I grew up with “Lonesome Dove.” Momma and Daddy and my cousins all loved it, so I watched it in junior high, but I didn’t read the book until college. I can remember sitting in my class on Acts sophomore year and reading with the book in my lap while my professor, who deserved more respect and attention than I was giving at the time, lectured about Paul. At a particularly heart-wrenching scene in the book, I felt my eyes fill with tears and I had the very awkward experience of pretending to be so moved by the professor’s comments on the third missionary journey that I began to cry. I remember wondering if he bought it and whether it was a hellable offense to attempt to deceive a decent and godly a man as Owen Olbricht. I regret not paying attention in class, but I’ll never regret reading that book.

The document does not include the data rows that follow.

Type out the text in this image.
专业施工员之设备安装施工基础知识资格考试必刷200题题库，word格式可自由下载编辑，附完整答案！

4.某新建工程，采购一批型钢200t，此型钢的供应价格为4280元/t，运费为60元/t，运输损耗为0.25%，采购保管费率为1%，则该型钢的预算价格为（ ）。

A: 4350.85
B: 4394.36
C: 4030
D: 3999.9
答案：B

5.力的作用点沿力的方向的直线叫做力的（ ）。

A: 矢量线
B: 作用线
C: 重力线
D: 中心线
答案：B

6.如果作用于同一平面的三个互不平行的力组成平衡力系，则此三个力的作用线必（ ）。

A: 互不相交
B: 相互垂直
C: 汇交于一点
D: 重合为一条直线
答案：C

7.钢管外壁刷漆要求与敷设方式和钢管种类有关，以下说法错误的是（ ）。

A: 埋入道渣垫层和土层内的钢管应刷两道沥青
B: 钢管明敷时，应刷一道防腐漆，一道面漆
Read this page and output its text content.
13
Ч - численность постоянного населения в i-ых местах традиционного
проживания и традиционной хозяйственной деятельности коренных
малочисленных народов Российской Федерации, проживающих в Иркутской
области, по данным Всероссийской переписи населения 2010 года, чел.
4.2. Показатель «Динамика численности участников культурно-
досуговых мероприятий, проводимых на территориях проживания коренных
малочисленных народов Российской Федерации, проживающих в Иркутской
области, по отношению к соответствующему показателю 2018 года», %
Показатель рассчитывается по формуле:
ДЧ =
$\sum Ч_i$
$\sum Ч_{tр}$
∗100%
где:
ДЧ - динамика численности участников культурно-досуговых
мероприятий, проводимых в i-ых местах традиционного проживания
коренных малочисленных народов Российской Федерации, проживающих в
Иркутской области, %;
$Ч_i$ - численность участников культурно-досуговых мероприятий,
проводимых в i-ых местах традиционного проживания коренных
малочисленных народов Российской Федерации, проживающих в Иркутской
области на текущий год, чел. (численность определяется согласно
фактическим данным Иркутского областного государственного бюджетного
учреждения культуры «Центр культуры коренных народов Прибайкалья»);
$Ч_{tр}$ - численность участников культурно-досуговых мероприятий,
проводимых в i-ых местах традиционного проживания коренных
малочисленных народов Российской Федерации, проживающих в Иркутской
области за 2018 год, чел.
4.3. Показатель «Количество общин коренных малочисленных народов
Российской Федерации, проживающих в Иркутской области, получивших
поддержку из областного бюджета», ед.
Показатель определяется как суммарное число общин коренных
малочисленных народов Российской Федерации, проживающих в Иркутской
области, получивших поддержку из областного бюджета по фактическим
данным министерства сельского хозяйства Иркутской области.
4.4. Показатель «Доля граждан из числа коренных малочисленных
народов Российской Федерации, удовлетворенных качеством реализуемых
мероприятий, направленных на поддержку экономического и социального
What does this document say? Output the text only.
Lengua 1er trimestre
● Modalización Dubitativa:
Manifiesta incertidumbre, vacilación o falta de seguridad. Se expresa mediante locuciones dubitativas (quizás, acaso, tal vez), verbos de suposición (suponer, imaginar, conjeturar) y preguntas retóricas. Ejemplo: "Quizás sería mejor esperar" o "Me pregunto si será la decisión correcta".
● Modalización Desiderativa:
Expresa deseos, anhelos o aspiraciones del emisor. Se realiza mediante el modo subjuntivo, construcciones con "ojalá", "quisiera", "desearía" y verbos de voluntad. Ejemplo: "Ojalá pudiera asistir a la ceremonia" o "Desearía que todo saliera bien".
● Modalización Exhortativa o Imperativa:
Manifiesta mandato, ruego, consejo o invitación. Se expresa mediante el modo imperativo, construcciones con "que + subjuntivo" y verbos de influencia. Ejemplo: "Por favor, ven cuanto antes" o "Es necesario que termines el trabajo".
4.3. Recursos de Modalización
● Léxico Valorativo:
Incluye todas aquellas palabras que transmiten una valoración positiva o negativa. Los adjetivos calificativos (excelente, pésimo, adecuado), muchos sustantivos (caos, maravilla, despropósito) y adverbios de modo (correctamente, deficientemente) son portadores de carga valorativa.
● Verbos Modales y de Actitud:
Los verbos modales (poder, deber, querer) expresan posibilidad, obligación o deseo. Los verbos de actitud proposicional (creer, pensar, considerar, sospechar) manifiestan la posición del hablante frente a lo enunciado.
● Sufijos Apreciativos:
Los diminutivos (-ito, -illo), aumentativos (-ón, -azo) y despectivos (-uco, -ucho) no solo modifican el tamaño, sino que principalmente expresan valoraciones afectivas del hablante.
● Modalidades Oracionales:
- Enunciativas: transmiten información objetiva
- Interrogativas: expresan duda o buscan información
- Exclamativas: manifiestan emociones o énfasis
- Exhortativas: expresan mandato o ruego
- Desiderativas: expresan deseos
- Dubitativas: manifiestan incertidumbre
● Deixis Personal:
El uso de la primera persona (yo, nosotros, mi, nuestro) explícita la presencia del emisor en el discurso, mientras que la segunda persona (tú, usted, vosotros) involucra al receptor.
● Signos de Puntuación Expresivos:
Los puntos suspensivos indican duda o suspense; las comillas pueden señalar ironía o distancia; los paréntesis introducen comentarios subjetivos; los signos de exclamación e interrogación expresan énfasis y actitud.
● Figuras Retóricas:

“Lonesome Dove” is almost certainly the greatest western ever written. It has all the elements of that most American of American genres, but it challenges the standard tropes of the West at every stage of the story. McMurtry wanted to write a western novel that didn’t romanticize the West, but the trouble was that McMurtry was a Texan and an honest writer. It turns out the West is romantic and nobody who tells the truth about it can avoid that fact. McMurty seemed sort of bitter about that and couldn’t ever bring himself to admit it even though the popularity of his story proved it to be so. The cowboy is the great American mythic figure, and so “Lonesome Dove” ends up performing the epic grandeur and poetry of a cattle drive despite its author’s best efforts to avoid it. The almost, but not quite, cynical worldview of the book serves only to make its deeply admirable characters all the more appealing because of their rough exterior and unacknowledged scars. Besides being deep and wise, and extraordinarily well written, “Lonesome Dove” is also a thrilling adventure story and hilariously funny, that oh so rare of stories that manages to make us laugh, cry, think and grow. So find some time this semester to read the book. Take a weekend and binge the miniseries. And don’t let the fact that it’s from the ‘80s slow you down any. Like Gus would say, “The older the violin, the sweeter the music.”